The HSV dataset is large and it will take about 32 hours to just look at the data if you spend 1 second per image frame! You can imagine with this large dataset, the manual analysis of the data is not doable and automated computerized methods are required. The goal of this research project is to develop automatic algorithms for the analysis of HSV in running speech to extract meaningful information about the vocal fold function. How the vibration of the vocal folds starts and how it ends during phonation are critical factors in studying the pathophysiology of voice disorders. Hence, in this project, the onset and offset of phonation that have non-stationary behavior are studied.

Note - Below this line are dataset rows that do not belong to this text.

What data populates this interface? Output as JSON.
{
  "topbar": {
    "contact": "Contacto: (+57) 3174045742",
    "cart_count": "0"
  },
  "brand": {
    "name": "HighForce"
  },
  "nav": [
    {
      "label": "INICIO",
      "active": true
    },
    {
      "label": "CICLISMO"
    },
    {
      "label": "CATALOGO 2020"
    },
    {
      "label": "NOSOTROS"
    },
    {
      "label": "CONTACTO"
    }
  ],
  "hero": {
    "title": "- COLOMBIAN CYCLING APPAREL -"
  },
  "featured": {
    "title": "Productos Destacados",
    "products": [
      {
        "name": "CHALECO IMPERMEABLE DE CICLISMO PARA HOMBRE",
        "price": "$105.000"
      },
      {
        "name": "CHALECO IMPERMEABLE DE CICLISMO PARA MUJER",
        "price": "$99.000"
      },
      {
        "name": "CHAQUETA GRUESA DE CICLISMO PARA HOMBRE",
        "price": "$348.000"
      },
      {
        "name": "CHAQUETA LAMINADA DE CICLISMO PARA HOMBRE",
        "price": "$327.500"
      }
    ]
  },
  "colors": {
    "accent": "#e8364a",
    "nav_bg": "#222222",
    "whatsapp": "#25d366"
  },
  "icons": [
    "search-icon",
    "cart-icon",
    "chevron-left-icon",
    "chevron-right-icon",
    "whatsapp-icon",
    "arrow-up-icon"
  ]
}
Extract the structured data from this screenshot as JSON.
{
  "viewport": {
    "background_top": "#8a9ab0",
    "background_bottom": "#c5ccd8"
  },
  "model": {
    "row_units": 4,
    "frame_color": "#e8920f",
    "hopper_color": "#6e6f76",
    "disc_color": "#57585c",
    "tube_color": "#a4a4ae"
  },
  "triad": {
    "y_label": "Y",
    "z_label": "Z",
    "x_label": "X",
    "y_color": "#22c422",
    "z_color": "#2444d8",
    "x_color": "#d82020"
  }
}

We have developed the following automated algorithms: temporal segmentation, motion compensation, spatial segmentation, and onset/offset measurements. The temporal segmentation algorithm was able to determine the onset and offset timestamps of phonation. To do so, the glottal area (the dark area between the vocal folds) waveform was measured. The area change is due to the vibrations of the vocal folds. This waveform can be converted to an acoustic signal that we can listen to. In the following video, you can follow the “Rainbow Passage” text while listening to the extracted audio from the glottal area waveform. It should be noted that this audio signal was merely extracted from the HSV images and no acoustic signal was recorded from the subject.

Video 2

A motion compensation algorithm was developed to align the vocal folds across frames to overcome the laryngeal tissue maneuvers during connected speech. You may see in the following video that after the motion compensation, the vocal folds location is almost the same across frames in the cropped frame.

Video 3

The spatial segmentation was performed to extract the edges of the vibrating vocal folds from HSV kymograms. The kymograms were extracted by passing a line in the medial section of the frames to capture the vocal fold vibrations over this line in time. An active contour modeling approach was applied to the HSV kymograms of each vocalized segment to provide an analytic description of the vocal fold edges across the frames. You can see the result of spatial segmentation for one vocalization in the following figure.

videoendoscopy

Figure 1

The glottal attack time (the time difference between the first vocal fold oscillation to first contact), offset time (the time difference between the last vocal fold contact to last oscillation), amplification ratio, and damping ratio were measured from the spatially segmented kymogram, shown in the figure. The amplification ratio shows how the oscillation grows at the beginning of phonation and the damping ratio quantifies how the oscillation dies at the offset of phonation. These measures are beneficial to describe the laryngeal dynamics of voice production.